Вспоминали Киев братчинники, кто видел, кто бывал. Заспорили о змее.
Онанья упирал на то, что погубила змеев вера христианская. Вспомнили чудо Егория о змее. Кум Яков разгорячился:
– В житии Федора Тирона…
– Что далеко ходить, а и не в житии совсем! Батя мой видел змея сам! – подал голос Олекса. – Огненный змей над Новым Городом пролетал, и многие видели! Кум Яков, ты скажи!
И Яков подтвердил, кивая:
– Во владычном летописании сказано: «В лето шесть тысящ семьсот двунадесятое, февраря месяца в первый день, в неделю сыропустную, гром бысть, его же все слышаша, и тогда же змей видеша летящь».
– Летящь! – снова выкрикнул Жировит с конца стола.
– И то к добру было, не к худу.
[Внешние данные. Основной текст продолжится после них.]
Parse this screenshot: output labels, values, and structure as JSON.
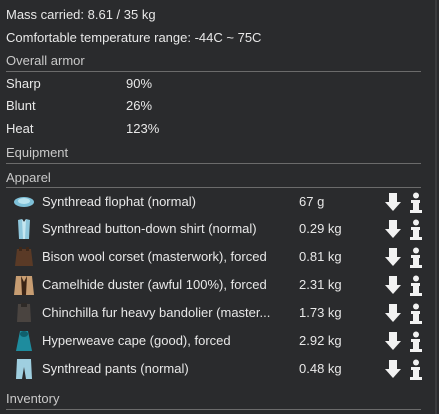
{
  "summary": {
    "mass_carried": "Mass carried: 8.61 / 35 kg",
    "temperature": "Comfortable temperature range: -44C ~ 75C"
  },
  "armor": {
    "title": "Overall armor",
    "stats": [
      {
        "label": "Sharp",
        "value": "90%"
      },
      {
        "label": "Blunt",
        "value": "26%"
      },
      {
        "label": "Heat",
        "value": "123%"
      }
    ]
  },
  "equipment": {
    "title": "Equipment"
  },
  "apparel": {
    "title": "Apparel",
    "items": [
      {
        "label": "Synthread flophat (normal)",
        "mass": "67 g",
        "icon": "flophat-icon",
        "color": "#7ec0d8"
      },
      {
        "label": "Synthread button-down shirt (normal)",
        "mass": "0.29 kg",
        "icon": "shirt-icon",
        "color": "#8fc7dc"
      },
      {
        "label": "Bison wool corset (masterwork), forced",
        "mass": "0.81 kg",
        "icon": "corset-icon",
        "color": "#5a3a26"
      },
      {
        "label": "Camelhide duster (awful 100%), forced",
        "mass": "2.31 kg",
        "icon": "duster-icon",
        "color": "#c79d72"
      },
      {
        "label": "Chinchilla fur heavy bandolier (master...",
        "mass": "1.73 kg",
        "icon": "bandolier-icon",
        "color": "#4a4440"
      },
      {
        "label": "Hyperweave cape (good), forced",
        "mass": "2.92 kg",
        "icon": "cape-icon",
        "color": "#1e8c9e"
      },
      {
        "label": "Synthread pants (normal)",
        "mass": "0.48 kg",
        "icon": "pants-icon",
        "color": "#9fcfe0"
      }
    ]
  },
  "inventory": {
    "title": "Inventory"
  }
}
Мстислав-князь побил чудь того же лета, в том же дне.
– Вот как!
– То не такой змей! Тот змей от бога послан!
– Змей от бога? Перекрестись, Онанья, да дома перед Спасом на коленях постой! Такое и сказать-то грех!
Певца просили спеть еще.
– Про Василья Буслаевича не надо ле? – спросил глухо певец. Говорил негромко, а пел – что труба ерихонская.
Это было что-то новое, многие и не слыхали еще. Перебрал струны певец, дождался, когда стихли, начал:
Жил Буслай девяносто лет, Девяносто лет, да и зуба в роти нет.
С Новым Городом Буслай не споривал, С мужиками новгородскими совет держал…
Замерли гости, кто и переглянулся удивленно. Знающие таили улыбки в бородах.